Should You Lease A Car Or Not?
It's 2009 and your car lease is almost up. It's time to turn in your car and face the music of paying for extra mileage and putting out some dough to get your car in tip-top shape. You're asking yourself, "Should I lease again? Are my leasing days over?"
A lease, according to Westways Magazine, was invented to allow consumers to make low payments on a brand new car they otherwise couldn't afford. However, the lease concept backfired on the auto industry. In 2008 the market for SUVs, pickups and other gas-guzzlers fizzled. Now dealers are flooded with vehicles with expired leases, but not worth as much as automakers expected.

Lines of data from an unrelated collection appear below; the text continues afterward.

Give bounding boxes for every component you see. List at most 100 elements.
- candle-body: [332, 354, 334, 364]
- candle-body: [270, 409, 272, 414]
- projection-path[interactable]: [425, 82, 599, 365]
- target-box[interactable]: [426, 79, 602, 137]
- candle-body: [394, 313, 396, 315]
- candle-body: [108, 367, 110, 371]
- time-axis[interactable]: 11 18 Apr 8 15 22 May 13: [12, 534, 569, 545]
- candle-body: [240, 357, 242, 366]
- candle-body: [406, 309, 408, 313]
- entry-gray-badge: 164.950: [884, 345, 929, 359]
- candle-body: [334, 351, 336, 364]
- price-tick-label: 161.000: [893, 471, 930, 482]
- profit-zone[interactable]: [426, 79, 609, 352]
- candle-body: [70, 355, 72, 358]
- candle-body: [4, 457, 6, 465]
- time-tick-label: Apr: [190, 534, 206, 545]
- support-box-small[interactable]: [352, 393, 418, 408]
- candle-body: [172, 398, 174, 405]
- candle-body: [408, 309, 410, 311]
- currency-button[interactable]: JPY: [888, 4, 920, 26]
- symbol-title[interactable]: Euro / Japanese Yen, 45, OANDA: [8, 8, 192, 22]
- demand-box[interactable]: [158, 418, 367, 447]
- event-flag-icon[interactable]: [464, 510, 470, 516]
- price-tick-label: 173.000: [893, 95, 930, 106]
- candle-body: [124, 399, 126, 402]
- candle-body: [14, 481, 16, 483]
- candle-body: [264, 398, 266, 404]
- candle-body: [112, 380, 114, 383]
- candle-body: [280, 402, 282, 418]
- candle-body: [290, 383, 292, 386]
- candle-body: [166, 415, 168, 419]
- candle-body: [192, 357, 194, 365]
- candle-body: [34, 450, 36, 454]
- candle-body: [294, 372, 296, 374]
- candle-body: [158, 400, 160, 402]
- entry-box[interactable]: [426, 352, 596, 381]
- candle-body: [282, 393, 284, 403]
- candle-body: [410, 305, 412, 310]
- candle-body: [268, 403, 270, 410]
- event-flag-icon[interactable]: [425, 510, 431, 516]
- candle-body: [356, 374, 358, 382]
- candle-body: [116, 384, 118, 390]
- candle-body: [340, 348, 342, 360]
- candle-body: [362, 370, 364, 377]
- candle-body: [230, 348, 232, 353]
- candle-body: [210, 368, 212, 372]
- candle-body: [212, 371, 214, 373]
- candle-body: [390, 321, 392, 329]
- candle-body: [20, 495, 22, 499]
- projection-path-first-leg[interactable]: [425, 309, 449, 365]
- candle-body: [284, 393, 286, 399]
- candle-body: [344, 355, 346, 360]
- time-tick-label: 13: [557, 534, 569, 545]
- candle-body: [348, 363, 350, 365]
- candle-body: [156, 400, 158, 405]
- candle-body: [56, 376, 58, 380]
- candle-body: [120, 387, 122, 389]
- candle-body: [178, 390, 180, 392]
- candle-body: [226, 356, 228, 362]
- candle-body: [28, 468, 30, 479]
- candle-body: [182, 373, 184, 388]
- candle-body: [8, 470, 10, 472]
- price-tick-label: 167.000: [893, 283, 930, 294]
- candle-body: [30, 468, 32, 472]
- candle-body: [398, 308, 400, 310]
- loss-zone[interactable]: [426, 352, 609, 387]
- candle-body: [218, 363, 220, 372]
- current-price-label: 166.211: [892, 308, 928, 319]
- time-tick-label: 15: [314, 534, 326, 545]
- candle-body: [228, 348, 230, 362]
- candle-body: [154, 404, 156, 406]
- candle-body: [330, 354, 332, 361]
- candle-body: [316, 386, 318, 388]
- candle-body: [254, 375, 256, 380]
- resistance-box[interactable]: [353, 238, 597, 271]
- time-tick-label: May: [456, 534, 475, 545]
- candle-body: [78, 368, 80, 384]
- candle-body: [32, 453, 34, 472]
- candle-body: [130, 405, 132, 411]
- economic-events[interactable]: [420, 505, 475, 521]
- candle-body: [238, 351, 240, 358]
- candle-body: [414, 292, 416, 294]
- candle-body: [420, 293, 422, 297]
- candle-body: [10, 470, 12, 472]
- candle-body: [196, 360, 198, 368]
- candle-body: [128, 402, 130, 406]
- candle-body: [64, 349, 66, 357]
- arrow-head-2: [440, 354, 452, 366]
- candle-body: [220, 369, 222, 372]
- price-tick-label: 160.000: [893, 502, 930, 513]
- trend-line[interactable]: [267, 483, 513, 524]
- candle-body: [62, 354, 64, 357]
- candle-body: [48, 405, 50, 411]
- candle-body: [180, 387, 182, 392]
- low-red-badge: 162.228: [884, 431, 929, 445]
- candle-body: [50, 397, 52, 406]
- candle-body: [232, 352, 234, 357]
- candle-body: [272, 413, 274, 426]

Some automakers like Chrysler are scrapping their lease program. GM is also following suit. Because the resale value of their returned cars are so low, the auto manufacturers are not able to financially support leases at below-market rates. Banks such as Wells Fargo have also dropped the car-leasing end of their business.
What's a consumer supposed to do to buy a car and still get a low monthly payment?
•Consider the downside of car leasing. You are making low car payments because you're not actually purchasing the car you're leasing. You have no equity in that 2008 VW you'll be driving and paying for over the next four years. You'll hand the car to the dealership in 2012 and only have memories to show for your money.
Leasing is going to ultimately be more expensive than buying a car, according to Intellichoice.com. Since a car suffers its greatest depreciation during the first two years, leasing will cost you more. Your lease payment is designed to cover the depreciation loss taken by the manufacturer, plus a finance charge.
•Consider new alternatives to car leasing. Some automakers are putting sales-incentive money toward low-interest loans. However, the consumer who wants a low monthly payment, may end up with a long-term loan to get an affordable payment. Another drawback is that in four to five years, you may owe more for your car than the Kelley Blue Book value of the vehicle. Even if you could sell the car in five years for $9000, you may owe $12,000 on the loan.
With a long-term loan, a borrower will pay a lot more interest. Another option some consumers choose is to trade in the car before the payoff time, rolling the deficit from the old loan into the new loan. In a real sense, you'll be paying for two cars at once.
•Consider the upside of car leasing. You will save on sales taxes because you pay tax on your payments and not on the full price of the vehicle. If you stay at your yearly mileage of 12,000 to 15,000 miles and take good care of your vehicle, you can trade in your car and go for another one. Regardless of various car manufacturers dropping their leasing programs, you'll always be able to find a decent lease deal.
If you lease again, go for the fuel-efficient vehicles with a high resale value. Try not to put down too much money up front. You're only giving the car company a large amount of cash to bring down your monthly payment. You're better off keeping that money in a CD and earning interest.
•Consider purchasing a less expensive car. Can you afford the payments on a car loan of four years or less? If not, look for a cheaper car, keep it in good shape and drive it into the ground. In the long run, you'll be saving money, be in less debt and perhaps be in a better place to make a wiser financial decision on your next vehicle purchase.